Using private packages for app deployments?

I'm starting to move more of my company's internals to my FreeBSD server and I'm wondering about deployments.
The specific application I'm working on now is a Clojure app which I build into an uberjar and launch with java -jar my-app.jar inside a jail fronted by a caddy jail.

I could build a new jar whenever a new version is ready for release and then scp into the jail and write an rc script using daemon to run it. But I'm wondering if folks take advantage of the ports structure (makefile, etc) to have a reproducible and quick way to install updates and if so how did you set it up in practice e.g., are the package files living alongside your code? in a separate repo? something else?

The appeal of this idea for me is that it provides some reproducibility (sets up users, directories, files, etc) without having to buy into something like Ansible.
 
Yes, custom ports. In a separate ports tree (only contains my custom ports). Same repository where everything else comes from.

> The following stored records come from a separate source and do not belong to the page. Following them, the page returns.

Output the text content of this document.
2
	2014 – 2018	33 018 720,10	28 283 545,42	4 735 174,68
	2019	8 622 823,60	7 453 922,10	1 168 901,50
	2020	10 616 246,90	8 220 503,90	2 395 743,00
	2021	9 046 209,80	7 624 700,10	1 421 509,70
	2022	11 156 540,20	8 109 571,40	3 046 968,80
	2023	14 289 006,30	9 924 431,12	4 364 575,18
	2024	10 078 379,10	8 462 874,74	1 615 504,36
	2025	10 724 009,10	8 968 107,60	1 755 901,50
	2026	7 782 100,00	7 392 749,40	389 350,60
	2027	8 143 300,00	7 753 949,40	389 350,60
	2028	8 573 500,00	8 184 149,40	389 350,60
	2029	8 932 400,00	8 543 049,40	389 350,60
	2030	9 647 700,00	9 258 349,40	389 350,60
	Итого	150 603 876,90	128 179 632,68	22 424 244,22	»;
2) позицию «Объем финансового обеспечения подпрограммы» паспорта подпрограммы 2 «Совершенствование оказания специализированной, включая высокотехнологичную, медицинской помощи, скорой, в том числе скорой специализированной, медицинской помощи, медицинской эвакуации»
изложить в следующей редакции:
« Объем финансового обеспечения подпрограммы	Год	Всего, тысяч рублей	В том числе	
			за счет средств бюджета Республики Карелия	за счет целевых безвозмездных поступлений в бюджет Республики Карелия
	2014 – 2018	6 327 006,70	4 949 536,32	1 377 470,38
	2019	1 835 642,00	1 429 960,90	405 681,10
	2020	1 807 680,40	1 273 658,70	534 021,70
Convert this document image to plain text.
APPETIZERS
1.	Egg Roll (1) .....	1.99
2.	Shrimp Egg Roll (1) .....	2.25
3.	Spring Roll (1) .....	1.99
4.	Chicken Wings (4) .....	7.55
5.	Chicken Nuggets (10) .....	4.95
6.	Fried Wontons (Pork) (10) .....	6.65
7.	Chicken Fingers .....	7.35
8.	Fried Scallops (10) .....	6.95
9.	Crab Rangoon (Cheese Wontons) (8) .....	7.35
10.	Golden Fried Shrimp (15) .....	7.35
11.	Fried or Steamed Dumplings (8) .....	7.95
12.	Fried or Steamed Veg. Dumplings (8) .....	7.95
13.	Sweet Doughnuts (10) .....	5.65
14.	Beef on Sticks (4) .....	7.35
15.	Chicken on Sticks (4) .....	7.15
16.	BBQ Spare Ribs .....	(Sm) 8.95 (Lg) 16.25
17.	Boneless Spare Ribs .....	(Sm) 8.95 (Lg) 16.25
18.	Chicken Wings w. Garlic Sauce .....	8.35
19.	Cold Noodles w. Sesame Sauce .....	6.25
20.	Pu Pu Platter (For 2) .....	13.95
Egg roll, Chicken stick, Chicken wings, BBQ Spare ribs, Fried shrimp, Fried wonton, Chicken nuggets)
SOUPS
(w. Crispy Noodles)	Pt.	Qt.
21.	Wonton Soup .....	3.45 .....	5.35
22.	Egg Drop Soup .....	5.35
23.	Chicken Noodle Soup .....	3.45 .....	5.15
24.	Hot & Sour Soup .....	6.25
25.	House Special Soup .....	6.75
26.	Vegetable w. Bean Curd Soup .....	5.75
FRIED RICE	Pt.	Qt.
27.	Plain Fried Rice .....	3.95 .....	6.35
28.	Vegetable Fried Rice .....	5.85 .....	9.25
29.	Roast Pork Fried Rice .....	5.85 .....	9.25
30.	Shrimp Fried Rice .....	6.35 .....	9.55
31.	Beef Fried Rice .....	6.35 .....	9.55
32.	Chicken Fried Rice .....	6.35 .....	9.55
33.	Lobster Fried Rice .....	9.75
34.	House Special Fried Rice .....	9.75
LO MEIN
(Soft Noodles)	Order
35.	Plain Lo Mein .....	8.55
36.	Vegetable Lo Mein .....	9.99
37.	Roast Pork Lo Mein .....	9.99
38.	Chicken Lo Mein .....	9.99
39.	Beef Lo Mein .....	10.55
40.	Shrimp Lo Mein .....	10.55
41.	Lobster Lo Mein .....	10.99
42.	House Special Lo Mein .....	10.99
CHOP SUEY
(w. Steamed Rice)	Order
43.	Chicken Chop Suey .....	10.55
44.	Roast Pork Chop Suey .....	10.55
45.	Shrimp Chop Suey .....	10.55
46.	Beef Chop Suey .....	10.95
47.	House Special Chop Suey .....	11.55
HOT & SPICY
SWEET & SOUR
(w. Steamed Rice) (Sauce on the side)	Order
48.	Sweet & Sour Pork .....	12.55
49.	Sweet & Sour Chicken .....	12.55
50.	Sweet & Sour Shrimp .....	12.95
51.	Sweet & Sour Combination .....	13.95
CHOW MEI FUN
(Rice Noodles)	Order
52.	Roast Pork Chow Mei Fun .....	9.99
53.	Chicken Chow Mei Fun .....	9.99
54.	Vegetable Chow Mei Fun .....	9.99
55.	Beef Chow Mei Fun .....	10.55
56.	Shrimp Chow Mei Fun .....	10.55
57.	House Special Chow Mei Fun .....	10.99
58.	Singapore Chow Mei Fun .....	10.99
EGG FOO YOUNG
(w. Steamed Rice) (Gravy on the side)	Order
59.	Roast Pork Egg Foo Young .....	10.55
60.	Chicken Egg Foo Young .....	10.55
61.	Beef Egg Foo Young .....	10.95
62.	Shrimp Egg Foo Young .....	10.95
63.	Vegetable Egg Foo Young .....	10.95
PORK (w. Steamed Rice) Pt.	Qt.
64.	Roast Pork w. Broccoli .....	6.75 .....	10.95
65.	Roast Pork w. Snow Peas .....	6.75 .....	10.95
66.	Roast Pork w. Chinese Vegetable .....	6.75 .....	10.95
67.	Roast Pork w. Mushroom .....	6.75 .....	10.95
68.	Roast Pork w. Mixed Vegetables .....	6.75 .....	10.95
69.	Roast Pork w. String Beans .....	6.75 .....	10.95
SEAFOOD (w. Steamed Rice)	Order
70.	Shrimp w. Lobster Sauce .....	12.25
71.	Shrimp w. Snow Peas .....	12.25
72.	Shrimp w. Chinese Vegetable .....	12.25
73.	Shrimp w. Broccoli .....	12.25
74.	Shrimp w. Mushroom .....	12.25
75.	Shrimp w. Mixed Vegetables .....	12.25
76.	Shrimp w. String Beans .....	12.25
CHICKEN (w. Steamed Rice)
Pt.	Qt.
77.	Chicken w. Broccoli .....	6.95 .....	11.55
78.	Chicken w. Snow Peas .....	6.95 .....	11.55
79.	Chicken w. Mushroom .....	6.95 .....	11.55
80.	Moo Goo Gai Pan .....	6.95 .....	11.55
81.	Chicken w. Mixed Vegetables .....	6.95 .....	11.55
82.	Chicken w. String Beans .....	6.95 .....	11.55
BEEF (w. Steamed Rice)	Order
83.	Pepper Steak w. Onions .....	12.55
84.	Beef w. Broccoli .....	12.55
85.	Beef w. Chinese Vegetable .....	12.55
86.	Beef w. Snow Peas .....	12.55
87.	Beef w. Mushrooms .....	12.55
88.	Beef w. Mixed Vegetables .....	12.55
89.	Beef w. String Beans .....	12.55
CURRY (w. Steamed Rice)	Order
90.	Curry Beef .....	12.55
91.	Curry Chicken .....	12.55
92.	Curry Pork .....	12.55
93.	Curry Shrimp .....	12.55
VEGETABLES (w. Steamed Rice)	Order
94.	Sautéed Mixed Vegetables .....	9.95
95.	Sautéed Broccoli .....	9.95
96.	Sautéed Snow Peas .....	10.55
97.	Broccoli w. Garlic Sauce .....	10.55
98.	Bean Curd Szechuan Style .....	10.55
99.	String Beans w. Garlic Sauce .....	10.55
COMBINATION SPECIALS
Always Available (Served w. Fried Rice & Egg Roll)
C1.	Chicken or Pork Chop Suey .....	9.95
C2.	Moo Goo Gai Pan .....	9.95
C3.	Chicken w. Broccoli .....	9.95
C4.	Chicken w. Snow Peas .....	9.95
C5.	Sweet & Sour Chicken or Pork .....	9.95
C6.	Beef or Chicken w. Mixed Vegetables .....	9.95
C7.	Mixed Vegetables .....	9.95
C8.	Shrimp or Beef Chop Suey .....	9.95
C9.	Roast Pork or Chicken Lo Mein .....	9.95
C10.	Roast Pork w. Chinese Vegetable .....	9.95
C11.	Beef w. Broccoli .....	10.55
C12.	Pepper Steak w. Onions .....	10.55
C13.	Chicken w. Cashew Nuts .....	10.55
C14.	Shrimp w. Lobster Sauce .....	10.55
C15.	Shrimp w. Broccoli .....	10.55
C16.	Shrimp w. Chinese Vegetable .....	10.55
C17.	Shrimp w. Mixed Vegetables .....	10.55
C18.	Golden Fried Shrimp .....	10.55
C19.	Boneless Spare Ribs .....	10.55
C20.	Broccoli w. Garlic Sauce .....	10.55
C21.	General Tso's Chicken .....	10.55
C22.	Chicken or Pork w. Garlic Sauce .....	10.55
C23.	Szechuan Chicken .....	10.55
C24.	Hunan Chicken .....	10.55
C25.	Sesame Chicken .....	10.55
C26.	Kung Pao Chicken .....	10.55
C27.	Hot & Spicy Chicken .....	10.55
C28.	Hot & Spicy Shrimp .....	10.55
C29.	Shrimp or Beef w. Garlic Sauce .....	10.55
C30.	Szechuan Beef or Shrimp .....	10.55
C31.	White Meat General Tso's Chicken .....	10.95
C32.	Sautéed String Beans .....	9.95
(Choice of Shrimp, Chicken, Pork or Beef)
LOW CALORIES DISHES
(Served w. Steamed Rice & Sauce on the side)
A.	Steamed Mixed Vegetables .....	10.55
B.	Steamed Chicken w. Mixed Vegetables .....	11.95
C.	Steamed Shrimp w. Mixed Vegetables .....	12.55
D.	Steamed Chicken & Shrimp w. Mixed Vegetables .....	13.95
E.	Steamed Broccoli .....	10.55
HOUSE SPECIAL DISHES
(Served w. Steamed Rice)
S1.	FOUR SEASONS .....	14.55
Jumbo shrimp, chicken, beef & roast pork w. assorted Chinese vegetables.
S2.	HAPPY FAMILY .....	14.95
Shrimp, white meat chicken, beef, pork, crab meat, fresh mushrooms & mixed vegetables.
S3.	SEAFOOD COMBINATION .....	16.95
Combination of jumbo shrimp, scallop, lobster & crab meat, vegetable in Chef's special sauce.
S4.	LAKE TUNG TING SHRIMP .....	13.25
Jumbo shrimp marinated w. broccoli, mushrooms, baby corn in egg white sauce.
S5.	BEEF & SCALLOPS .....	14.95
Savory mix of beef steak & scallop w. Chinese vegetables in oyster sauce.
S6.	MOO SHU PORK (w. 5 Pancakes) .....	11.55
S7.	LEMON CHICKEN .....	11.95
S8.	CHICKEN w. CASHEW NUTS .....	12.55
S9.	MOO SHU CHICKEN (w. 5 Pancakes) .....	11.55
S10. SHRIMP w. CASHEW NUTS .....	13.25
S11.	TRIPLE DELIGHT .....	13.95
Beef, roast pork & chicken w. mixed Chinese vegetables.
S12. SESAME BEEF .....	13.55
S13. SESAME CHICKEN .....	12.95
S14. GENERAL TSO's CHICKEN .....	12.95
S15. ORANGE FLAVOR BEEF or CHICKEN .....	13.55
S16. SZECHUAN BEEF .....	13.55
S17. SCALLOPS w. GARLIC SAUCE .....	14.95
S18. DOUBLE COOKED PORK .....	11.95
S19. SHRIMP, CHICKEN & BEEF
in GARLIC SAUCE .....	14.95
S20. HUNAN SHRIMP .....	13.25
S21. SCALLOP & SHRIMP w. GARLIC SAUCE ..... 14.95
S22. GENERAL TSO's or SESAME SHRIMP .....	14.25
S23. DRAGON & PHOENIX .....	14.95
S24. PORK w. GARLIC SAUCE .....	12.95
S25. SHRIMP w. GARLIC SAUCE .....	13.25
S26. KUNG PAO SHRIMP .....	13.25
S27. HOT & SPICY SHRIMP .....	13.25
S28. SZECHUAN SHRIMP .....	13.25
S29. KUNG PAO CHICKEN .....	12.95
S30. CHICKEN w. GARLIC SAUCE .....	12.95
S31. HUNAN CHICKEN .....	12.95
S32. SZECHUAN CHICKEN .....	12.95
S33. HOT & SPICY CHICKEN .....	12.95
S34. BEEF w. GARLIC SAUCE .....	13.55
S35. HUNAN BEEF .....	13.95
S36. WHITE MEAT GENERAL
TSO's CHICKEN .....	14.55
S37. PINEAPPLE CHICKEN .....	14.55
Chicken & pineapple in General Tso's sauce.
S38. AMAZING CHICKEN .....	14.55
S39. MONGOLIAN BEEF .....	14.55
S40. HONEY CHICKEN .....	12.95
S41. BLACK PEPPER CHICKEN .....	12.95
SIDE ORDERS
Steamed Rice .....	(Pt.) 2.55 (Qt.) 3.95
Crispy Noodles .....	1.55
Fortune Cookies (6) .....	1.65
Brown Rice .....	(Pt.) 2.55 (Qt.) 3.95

Building a custom port takes a bit of effort at first (getting things correct), but in the long run it's easier to maintain.
 
SirDice do you have any docs/posts bookmarked you could share about this? My ideal scenario was having my CI (forgejo runner in a jail) build the app, then "make package" and then install it somehow over ssh? Sounds unsafe.
 
This article of building a private package repository may help.
 
I've used two approaches:
Custom port pros are that there are tons of examples of porting; it fits into existing infrastructure you may already have; it's repeatable / easy to verify a clean build environment with poudriere-testport(8). Main con is that ports are based around distfiles - so if you want a CI/CD "package the most recent commit" workflow, you're kind of fighting the structure. It's certainly doable, but fiddly.

pkg-create(8) main pro is that you can build some stuff and create a package from it, no need to worry about distfiles, commit versions, checksums, etc. Main con is that there's not a ton of information out there, you'll have to figure out how to build the manifest yourself, and you're responsible for verifying clean build environment (if you want).

I wrote an elixir package a while back to turn a mix release into a freebsd package with rc-based service. You'll have to dig through some elixir to work out the steps needed but it's a working example.

Probably would be a good idea to get a barebones example of how to use pkg-create in the FreeBSD repo if there's not one already.